Porrill, J, Stone, J V, Mayhew, J E W, Berwick, J and Coffey, P (1999)

We wish to recover information about underlying biological signal sources from optical imaging (OI) and functional magnetic resonance imaging (fMRI) data. Techniques for the analysis of spatio-temporal data-sets into component spatial and temporal modes can be divided, roughly speaking, into those which are are purely descriptive, such as principal component analysis, and those which require that temporal behaviour be specified in advance, such as general linear model analysis.

We define here an intermediate class of weak temporal models which can utilise incomplete prior information about temporal responses suggested by experimental protocols (for example causality or periodicity).

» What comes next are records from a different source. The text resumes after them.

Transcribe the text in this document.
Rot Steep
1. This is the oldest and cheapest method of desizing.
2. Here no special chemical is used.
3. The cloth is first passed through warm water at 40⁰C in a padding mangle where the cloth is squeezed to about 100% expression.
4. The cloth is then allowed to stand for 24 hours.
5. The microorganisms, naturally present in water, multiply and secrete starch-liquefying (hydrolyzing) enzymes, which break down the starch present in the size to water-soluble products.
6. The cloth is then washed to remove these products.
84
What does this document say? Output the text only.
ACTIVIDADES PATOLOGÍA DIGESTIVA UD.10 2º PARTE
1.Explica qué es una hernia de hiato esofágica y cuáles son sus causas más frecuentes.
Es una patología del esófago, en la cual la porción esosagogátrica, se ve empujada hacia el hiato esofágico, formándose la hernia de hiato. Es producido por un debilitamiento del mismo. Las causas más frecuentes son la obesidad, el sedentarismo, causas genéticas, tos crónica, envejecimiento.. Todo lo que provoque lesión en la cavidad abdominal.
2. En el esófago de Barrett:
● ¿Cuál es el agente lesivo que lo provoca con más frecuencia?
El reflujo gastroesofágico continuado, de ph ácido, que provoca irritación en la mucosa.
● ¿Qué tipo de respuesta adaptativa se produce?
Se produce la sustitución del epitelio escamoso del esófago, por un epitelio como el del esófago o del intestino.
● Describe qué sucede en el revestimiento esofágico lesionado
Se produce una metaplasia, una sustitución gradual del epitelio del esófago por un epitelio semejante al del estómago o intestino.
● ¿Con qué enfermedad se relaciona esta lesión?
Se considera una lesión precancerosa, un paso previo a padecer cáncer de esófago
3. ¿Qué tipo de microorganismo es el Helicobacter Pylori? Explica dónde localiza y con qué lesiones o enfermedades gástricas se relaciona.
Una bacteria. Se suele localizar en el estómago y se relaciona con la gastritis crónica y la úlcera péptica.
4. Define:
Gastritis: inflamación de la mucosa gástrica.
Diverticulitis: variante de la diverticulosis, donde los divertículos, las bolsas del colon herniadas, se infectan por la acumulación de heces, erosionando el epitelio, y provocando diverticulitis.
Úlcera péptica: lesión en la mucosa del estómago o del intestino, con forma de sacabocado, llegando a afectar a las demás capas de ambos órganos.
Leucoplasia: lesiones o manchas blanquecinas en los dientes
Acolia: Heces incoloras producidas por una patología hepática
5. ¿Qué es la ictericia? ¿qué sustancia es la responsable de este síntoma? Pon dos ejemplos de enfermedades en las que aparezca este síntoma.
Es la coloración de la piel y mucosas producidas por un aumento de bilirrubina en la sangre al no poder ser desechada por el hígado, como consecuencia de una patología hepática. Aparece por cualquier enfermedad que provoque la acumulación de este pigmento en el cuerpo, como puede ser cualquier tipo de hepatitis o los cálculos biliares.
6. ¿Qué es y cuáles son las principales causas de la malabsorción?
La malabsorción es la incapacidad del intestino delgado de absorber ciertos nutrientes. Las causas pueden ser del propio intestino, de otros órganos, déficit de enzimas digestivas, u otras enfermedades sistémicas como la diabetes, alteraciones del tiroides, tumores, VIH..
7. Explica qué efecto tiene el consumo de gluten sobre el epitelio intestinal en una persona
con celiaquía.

These weak models leave associated spatial modes under-constrained. We propose that this ill-posed problem be regularised using the entropy measure underlying spatial independent component analysis. The performance of the regularised weak linear model algorithm will be illustrated by application to OI and fMRI data sets.

Results

We have applied the weak causal model to the analysis of multi-spectral optical imaging data taken from rat barrel cortex during whisker stimulation [3].

The algorithm recovers highly causal, biologically plausible, estimates of the response of oxygenated and de-oxygenated haemoglobin concentrations to stimulation. These are shown in Figure [1] together with the corresponding spatial activity maps which clearly identify a whisker barrel as the main area responding to whisker stimulation (this has been verified histologically). Our analysis supplies independent evidence for the important de-oxy dip response to stimulation which has been reported elsewhere [3, 4].

We have applied a weak periodic analysis to a human fMRI data set obtained during exposure to a box-car auditory stimulus. The preliminary results shown in Figure [2] confirm those obtained by conventional analysis techniques and the recovered activity maps and time series seem on visual inspection to be cleaner than those obtained by other methods.

References

  1. McKeown, M J (1998). Proceedings of the National Academy of Sciences, 95, 803-801.

  2. Bell, A J and Sejnowski, T J (1995). Neural Computation, 7, 1129-1159.

  3. Mayhew, J, Hou, Y, Zheng, B, Vuksanovic, B, Askew, S, Berwick, J and Coffey, P (1998). Neuroimage.

  4. Malonek, G (1996) Science. Science, 7.